Acetaminophen Drops recall
Brookstone Pharmaceuticals, LLC, Alpharetta, GA has initiated a nationwide voluntary recall of all lots of Concentrated Acetaminophen Drops (NDC #42192-504-16) in 16 ounce (473 ml) bulk containers. This 16oz container is comparable to the size generally used to package regular strength acetaminophen liquid preparations.
Studies: Lantus diabetes drug may increase risk for cancer
The Food and Drug Administration has notified the public of four recent studies that looked at the use of Lantus (insulin glargine) and possible risk for cancer in patients with diabetes.
Three of the four studies suggest an increased risk for cancer associated with use of Lantus. Based on the currently available data, the FDA recommends that patients should not stop taking their insulin therapy without consulting a physician, since uncontrolled blood sugar levels can have both immediate and long-term serious adverse effects.
FDA is currently reviewing many sources of safety data for Lantus, including these newly published observational studies, data from all completed controlled clinical trials, and information about ongoing controlled clinical trials, to better understand the risk, if any, for cancer associated with use of Lantus.
Discussions are also ongoing between FDA and the manufacturer of Lantus as to whether any additional studies evaluating the safety and efficacy of this drug will need to be performed.

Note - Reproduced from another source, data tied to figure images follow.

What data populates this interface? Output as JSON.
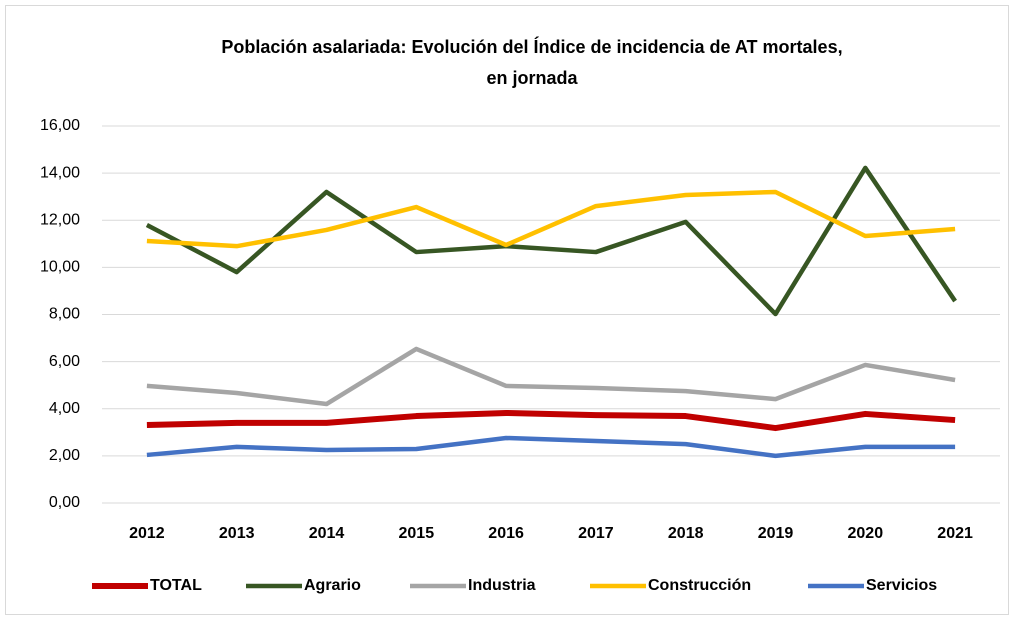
{
  "chart_data": {
    "type": "line",
    "title": [
      "Población asalariada: Evolución del Índice de incidencia de AT mortales,",
      "en jornada"
    ],
    "categories": [
      "2012",
      "2013",
      "2014",
      "2015",
      "2016",
      "2017",
      "2018",
      "2019",
      "2020",
      "2021"
    ],
    "series": [
      {
        "name": "TOTAL",
        "color": "#c00000",
        "values": [
          3.31,
          3.4,
          3.4,
          3.69,
          3.82,
          3.73,
          3.69,
          3.18,
          3.78,
          3.52
        ]
      },
      {
        "name": "Agrario",
        "color": "#375623",
        "values": [
          11.8,
          9.8,
          13.2,
          10.65,
          10.9,
          10.65,
          11.93,
          8.02,
          14.22,
          8.57
        ]
      },
      {
        "name": "Industria",
        "color": "#a5a5a5",
        "values": [
          4.97,
          4.67,
          4.2,
          6.54,
          4.97,
          4.88,
          4.75,
          4.41,
          5.86,
          5.22
        ]
      },
      {
        "name": "Construcción",
        "color": "#ffc000",
        "values": [
          11.12,
          10.9,
          11.59,
          12.56,
          10.95,
          12.6,
          13.07,
          13.2,
          11.33,
          11.63
        ]
      },
      {
        "name": "Servicios",
        "color": "#4472c4",
        "values": [
          2.04,
          2.38,
          2.25,
          2.29,
          2.76,
          2.63,
          2.5,
          2.0,
          2.38,
          2.38
        ]
      }
    ],
    "ylim": [
      0,
      16
    ],
    "yticks": [
      {
        "value": 0,
        "label": "0,00"
      },
      {
        "value": 2,
        "label": "2,00"
      },
      {
        "value": 4,
        "label": "4,00"
      },
      {
        "value": 6,
        "label": "6,00"
      },
      {
        "value": 8,
        "label": "8,00"
      },
      {
        "value": 10,
        "label": "10,00"
      },
      {
        "value": 12,
        "label": "12,00"
      },
      {
        "value": 14,
        "label": "14,00"
      },
      {
        "value": 16,
        "label": "16,00"
      }
    ],
    "grid": true,
    "legend": "bottom"
  }
}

FDA will communicate the results on its ongoing review to the public, as appropriate, as its review continues.
July 7, 2009–The U.S. Food and Drug Administration is taking several actions to reduce the risk of overdose in patients using pain medications such as Darvon and Darvocet that contain propoxyphene.

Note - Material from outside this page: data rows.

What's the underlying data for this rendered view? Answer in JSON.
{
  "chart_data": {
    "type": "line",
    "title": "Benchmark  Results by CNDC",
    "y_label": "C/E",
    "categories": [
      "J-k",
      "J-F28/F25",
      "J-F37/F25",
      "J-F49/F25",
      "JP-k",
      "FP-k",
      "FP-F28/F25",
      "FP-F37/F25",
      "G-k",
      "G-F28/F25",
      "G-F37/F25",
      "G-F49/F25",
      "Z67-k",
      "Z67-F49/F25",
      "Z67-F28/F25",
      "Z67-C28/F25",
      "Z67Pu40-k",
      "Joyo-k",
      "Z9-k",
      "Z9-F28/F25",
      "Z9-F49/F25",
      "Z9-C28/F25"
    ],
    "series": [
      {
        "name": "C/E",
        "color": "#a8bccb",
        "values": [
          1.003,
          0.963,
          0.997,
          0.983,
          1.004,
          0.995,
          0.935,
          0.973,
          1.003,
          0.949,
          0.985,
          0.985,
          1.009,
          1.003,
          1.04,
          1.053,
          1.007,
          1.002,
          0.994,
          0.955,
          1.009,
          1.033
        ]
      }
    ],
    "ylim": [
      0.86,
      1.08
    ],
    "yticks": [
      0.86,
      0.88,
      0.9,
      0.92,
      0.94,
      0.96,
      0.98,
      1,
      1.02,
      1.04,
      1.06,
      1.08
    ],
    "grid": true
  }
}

The actions were taken because of data linking propoxyphene and fatal overdoses. The agency is requiring manufacturers of propoxyphene-containing products to strengthen the label, including the boxed warning, emphasizing the potential for overdose when using these products. These manufacturers will also be required to provide a medication guide to patients stressing the importance of using the drugs as directed. In addition, the FDA is requiring a new safety study assessing unanswered questions about the effects of propoxyphene on the heart at higher than recommended doses.
Acetaminophen (Tylenol) tops the list of medicines implicated in liver damage requiring transplantation, according to a new study, as reported in MedPage Today on July 5, 2009.

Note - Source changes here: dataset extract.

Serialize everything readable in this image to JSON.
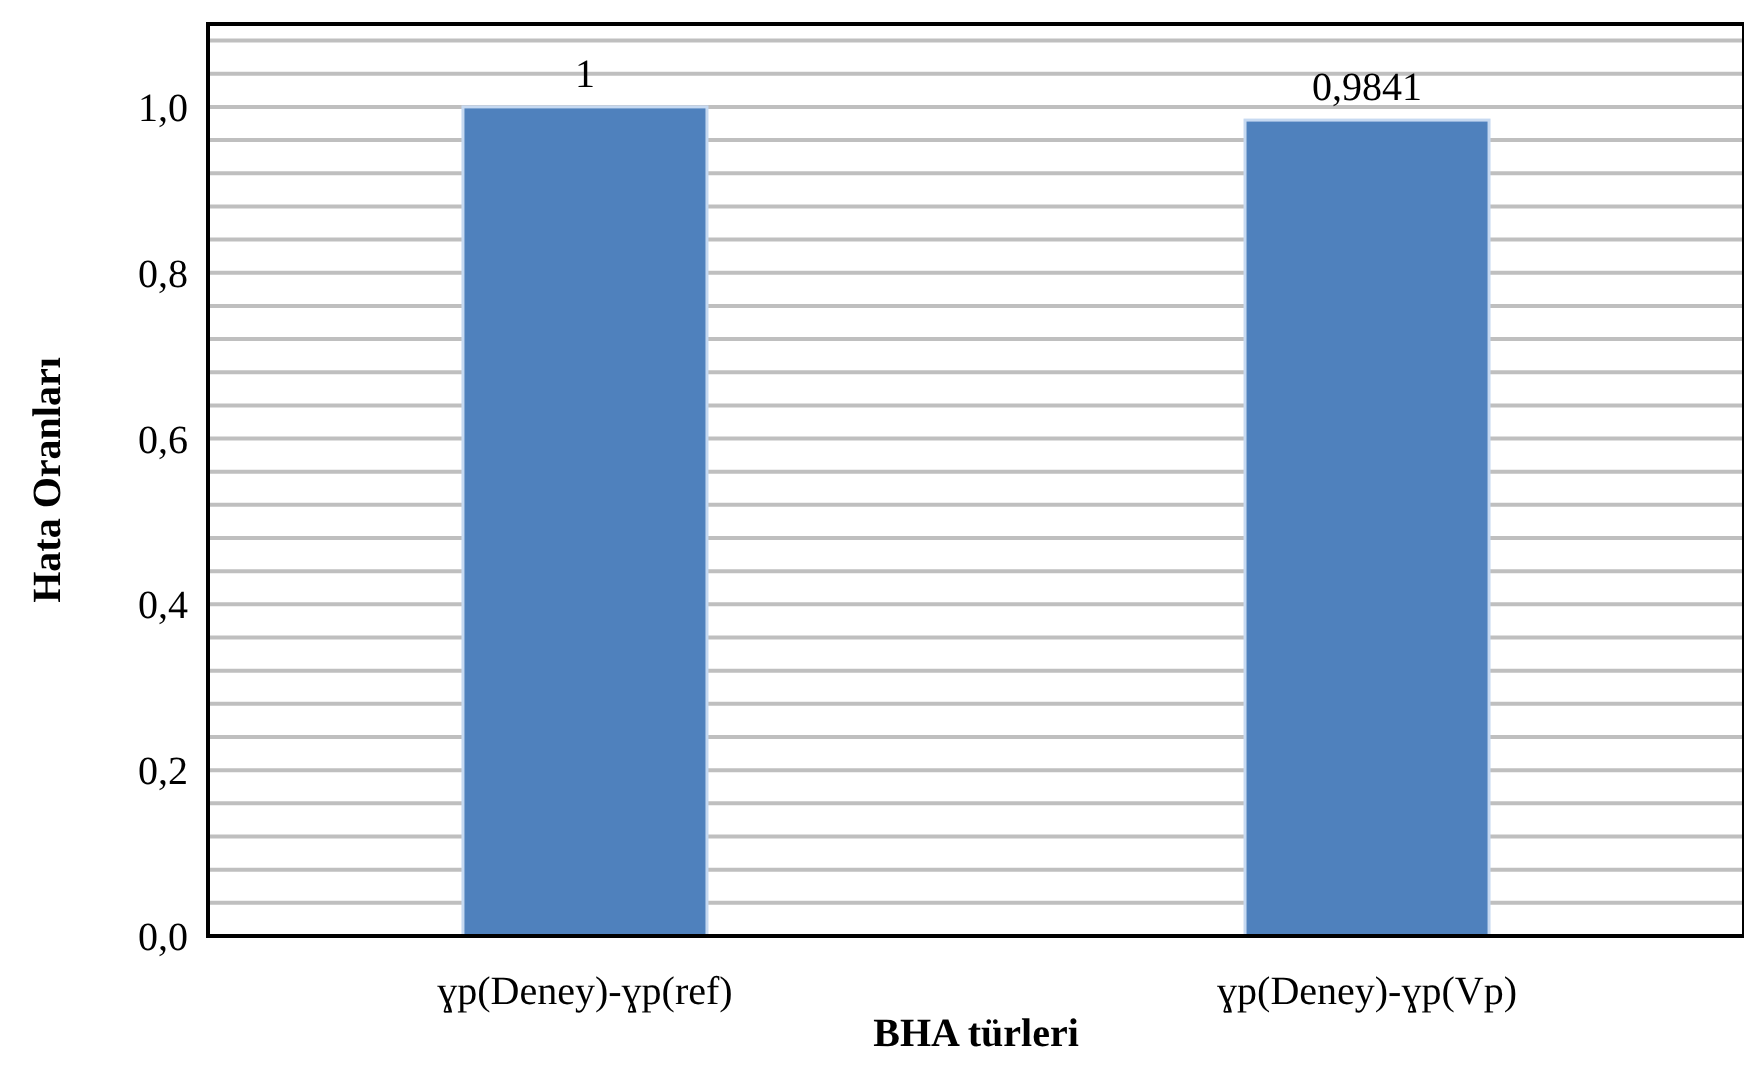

Researchers analyzed records from a transplant database and found that patients with acetaminophen-induced injury were also more likely to be on life support than patients with liver failure caused by the next most common culprits, antituberculosis drugs, antiepileptics, and antibiotics, according to Ayse L. Mindikoglu, MD, of the University of Maryland in Baltimore and colleagues.
Patients whose liver failure was caused by acetaminophen also had a higher mean serum creatinine, and a greater requirement for dialysis prior to transplantation, the investigators reported in the July issue of Liver Transplantation.
The report comes on the heels of a Food and Drug Administration (FDA) advisory panel recommending a “black box” warning for prescription combination drugs that contain acetaminophen.
The FDA panel also recommended that the maximum single adult dose of Tylenol be reduced from 1,000 mg to 650 mg, and that the maximum daily dose be reduced from its current level of 4,000 mg.